Cycle of Public Health FunctionsPolicy development, the second of the core functions in public health, is the creation of comprehensive public health policies based on scientific knowledge. Assurance, the third core function, is the pledge to constituents that services necessary to achieve agreed-upon goals are provided by encouraging actions of others (private or public), requiring action through regulation, or providing service directly.

Assessment includes the following:

  1. Determining the health needs of the community by establishing a systematic process that periodically provides pertinent health information.

  2. Investigating adverse health events and health hazards by conducting timely investigations that identify the magnitude of health problems, including their duration, trends, location, and at-risk populations.

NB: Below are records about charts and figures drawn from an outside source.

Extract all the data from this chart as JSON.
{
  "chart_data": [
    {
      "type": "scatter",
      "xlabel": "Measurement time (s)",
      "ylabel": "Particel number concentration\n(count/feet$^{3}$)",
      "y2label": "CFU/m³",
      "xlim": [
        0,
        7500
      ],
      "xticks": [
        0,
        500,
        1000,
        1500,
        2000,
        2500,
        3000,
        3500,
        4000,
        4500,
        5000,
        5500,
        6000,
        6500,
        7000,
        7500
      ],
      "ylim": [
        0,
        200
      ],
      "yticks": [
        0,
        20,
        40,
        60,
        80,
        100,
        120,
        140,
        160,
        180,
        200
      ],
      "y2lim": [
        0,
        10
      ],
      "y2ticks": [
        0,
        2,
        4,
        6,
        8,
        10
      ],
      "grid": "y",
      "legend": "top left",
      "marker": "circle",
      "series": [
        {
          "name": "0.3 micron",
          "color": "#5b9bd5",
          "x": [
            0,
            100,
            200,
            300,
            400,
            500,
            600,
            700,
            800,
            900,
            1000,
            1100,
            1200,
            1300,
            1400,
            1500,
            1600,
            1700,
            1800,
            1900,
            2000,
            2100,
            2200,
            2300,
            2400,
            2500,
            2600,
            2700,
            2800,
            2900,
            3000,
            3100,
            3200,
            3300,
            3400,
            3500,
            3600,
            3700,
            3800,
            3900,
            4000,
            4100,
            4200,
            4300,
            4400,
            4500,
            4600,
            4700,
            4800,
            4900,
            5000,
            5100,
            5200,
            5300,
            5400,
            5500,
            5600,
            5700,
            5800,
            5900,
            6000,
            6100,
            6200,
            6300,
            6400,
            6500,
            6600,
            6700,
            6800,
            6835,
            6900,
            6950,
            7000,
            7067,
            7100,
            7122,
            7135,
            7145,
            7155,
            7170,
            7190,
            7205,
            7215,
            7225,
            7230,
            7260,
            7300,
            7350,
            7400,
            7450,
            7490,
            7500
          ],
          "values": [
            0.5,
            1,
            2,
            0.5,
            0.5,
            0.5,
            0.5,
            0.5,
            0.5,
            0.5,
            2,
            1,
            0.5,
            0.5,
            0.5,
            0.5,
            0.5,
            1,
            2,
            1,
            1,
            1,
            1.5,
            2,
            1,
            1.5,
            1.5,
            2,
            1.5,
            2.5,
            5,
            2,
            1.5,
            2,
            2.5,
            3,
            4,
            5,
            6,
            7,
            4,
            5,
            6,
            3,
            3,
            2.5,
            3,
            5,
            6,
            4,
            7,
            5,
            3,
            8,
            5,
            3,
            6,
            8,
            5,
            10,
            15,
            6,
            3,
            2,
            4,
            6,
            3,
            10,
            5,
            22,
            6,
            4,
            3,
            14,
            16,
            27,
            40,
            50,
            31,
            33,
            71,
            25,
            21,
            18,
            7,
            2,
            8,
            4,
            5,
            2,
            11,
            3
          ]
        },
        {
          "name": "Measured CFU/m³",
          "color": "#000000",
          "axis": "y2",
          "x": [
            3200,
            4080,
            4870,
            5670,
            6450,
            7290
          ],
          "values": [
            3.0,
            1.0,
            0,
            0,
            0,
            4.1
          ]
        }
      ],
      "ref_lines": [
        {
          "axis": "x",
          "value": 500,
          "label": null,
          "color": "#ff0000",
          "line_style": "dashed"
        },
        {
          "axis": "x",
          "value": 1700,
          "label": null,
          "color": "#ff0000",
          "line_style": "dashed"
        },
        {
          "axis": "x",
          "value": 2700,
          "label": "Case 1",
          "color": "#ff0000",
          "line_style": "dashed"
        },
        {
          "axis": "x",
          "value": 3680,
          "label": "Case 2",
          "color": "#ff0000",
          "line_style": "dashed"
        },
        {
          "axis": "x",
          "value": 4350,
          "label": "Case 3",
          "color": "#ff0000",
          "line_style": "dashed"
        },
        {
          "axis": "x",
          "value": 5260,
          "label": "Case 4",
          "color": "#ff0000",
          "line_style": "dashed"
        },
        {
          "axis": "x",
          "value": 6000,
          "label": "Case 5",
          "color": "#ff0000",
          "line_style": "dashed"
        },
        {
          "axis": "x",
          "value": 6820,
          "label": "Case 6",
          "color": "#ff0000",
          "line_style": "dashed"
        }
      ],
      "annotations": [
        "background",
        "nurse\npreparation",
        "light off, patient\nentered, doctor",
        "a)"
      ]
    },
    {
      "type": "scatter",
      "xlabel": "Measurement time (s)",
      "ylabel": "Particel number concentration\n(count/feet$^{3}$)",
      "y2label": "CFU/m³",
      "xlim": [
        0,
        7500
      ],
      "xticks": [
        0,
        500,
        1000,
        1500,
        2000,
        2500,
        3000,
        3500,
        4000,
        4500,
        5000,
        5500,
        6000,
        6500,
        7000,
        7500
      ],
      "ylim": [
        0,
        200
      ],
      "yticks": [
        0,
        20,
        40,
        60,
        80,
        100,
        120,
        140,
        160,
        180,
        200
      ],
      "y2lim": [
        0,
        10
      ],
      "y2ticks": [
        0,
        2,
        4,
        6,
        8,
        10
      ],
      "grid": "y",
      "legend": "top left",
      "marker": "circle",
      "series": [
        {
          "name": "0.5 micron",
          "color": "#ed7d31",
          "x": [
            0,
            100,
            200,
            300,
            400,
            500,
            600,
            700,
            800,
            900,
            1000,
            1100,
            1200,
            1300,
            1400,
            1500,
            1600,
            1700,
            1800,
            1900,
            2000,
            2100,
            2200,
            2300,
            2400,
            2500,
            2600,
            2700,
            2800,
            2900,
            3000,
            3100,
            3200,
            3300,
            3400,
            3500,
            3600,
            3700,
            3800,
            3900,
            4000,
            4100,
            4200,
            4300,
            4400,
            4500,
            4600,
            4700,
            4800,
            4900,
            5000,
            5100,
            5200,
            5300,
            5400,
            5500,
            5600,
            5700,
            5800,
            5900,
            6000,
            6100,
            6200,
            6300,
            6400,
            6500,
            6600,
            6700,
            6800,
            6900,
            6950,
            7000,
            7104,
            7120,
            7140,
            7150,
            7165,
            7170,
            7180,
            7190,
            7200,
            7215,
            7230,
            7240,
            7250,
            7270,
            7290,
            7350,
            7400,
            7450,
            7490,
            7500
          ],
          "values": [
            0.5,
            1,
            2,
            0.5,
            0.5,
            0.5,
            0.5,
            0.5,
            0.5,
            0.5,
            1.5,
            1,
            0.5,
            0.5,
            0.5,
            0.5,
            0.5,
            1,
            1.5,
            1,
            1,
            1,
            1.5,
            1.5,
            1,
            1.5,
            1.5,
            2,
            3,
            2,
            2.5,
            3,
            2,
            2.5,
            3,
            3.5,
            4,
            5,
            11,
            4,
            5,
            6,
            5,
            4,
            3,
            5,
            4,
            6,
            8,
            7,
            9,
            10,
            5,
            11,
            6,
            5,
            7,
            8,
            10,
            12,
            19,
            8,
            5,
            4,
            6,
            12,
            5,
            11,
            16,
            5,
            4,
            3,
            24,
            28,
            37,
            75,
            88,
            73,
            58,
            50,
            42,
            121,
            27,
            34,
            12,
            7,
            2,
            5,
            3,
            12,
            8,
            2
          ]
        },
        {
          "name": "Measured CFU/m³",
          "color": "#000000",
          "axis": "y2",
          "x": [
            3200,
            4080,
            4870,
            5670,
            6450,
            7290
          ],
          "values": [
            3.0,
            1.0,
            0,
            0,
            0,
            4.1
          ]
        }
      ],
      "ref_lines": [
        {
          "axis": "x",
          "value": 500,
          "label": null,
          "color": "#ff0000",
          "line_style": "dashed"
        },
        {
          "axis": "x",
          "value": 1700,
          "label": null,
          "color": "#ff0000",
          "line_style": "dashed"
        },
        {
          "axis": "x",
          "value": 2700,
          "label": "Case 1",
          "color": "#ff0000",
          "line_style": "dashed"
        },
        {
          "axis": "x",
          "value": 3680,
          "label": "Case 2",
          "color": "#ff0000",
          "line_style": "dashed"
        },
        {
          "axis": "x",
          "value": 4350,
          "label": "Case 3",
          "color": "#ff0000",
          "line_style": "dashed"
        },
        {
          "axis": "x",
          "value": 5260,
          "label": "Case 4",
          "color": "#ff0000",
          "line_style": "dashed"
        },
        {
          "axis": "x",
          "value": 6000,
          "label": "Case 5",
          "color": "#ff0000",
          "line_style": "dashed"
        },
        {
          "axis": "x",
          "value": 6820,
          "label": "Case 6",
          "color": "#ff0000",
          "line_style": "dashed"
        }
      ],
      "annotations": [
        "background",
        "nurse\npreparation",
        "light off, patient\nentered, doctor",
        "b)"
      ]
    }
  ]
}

  3. Analyzing the determinants of identified health problems to determine the reasons why certain populations are at risk for adverse health outcomes.

Thus, assessment is the foundation of public health practice at the local level and part of a cycle of activities that is designed to meet the mission of public health, to fulfill society's interest in ensuring the conditions in which people can be healthy.

Without accurate information on the health status of a community and a clear understanding of the available resources, we cannot make informed decisions about which areas should have priority, which policies might be effective, or which interventions might be possible to implement.

We need a baseline understanding of the community's health before we can interpret how well any new policies or interventions improve health, how cost-effective one option is over another, or how long a program might continue.

Reference: Institute of Medicine, Stoto MA, Abel C, and Dievler A, eds. Healthy Communities: New Partnerships for the Future of Public Health. Washington, D.C., National Academy Press, 1996.